- Kategori
- Deneme
Hemingway ve Ayakkabılar
Mevsim farklı, zaman farklı olsa da haftanın yine aynı günü.Akşamın kente erken indiği saatlerde aynı yolları yürüyorum.
Seyyar köftecinin tezgahından çıkan dumanlar sokağı kaplamış bile.
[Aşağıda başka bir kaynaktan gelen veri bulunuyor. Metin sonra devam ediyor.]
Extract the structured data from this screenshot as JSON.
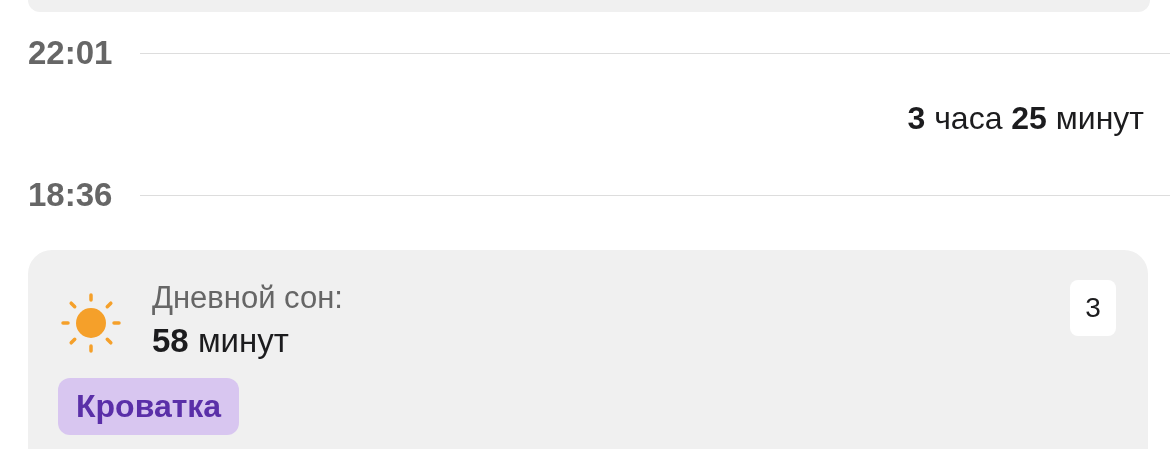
{
  "timeline": [
    {
      "kind": "time",
      "text": "22:01"
    },
    {
      "kind": "duration",
      "text": "**3** часа **25** минут"
    },
    {
      "kind": "time",
      "text": "18:36"
    }
  ],
  "entry": {
    "label": "Дневной сон:",
    "value": "**58** минут",
    "badge": "3",
    "tags": [
      "Кроватка"
    ]
  }
}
İkinci el eşyalar yine aynı sokağa dökülmüş; Kentin griliğine tezat renkli bluzlar, gömlekler ve pantolonlar kaldırımın üzerinde karışık bir yığın oluşturmuşlar. İncecik penyelerle kışlık kazaklar dost olmuşlar. İki ağaç arasına gerilmiş iplere asılmış kabanlar, yazlık elbiselerle yan yana selam veriyorlar.Ucuz metalden yapılmış takılarsa yerdeki örtünün üzerinden alıcısına göz kırpıyorlar.
Farklı eşyalar ve mutsuzlukları yüzlerine yansımış satıcılar…
Benzer yaşamlardan gelmiş oldukları o kadar belli ki. Peki ya hayalleri, umutları? Bunları düşünürken kaldırımın kenarına dizilmiş üç, dört çift erkek ayakkabısı gözüme takılıyor. Az giyilmiş olduğunu anladığım ayakkabılar ne çok şey anlatıyor. Hepsinin ayrı bir hikayesi olmalı.
Hangisinin sahibi bu dünyayı terk etti ve konulduğu kapı önünden alınıp buralara getirildi? Hangisi beğenilmeyip terkedildi?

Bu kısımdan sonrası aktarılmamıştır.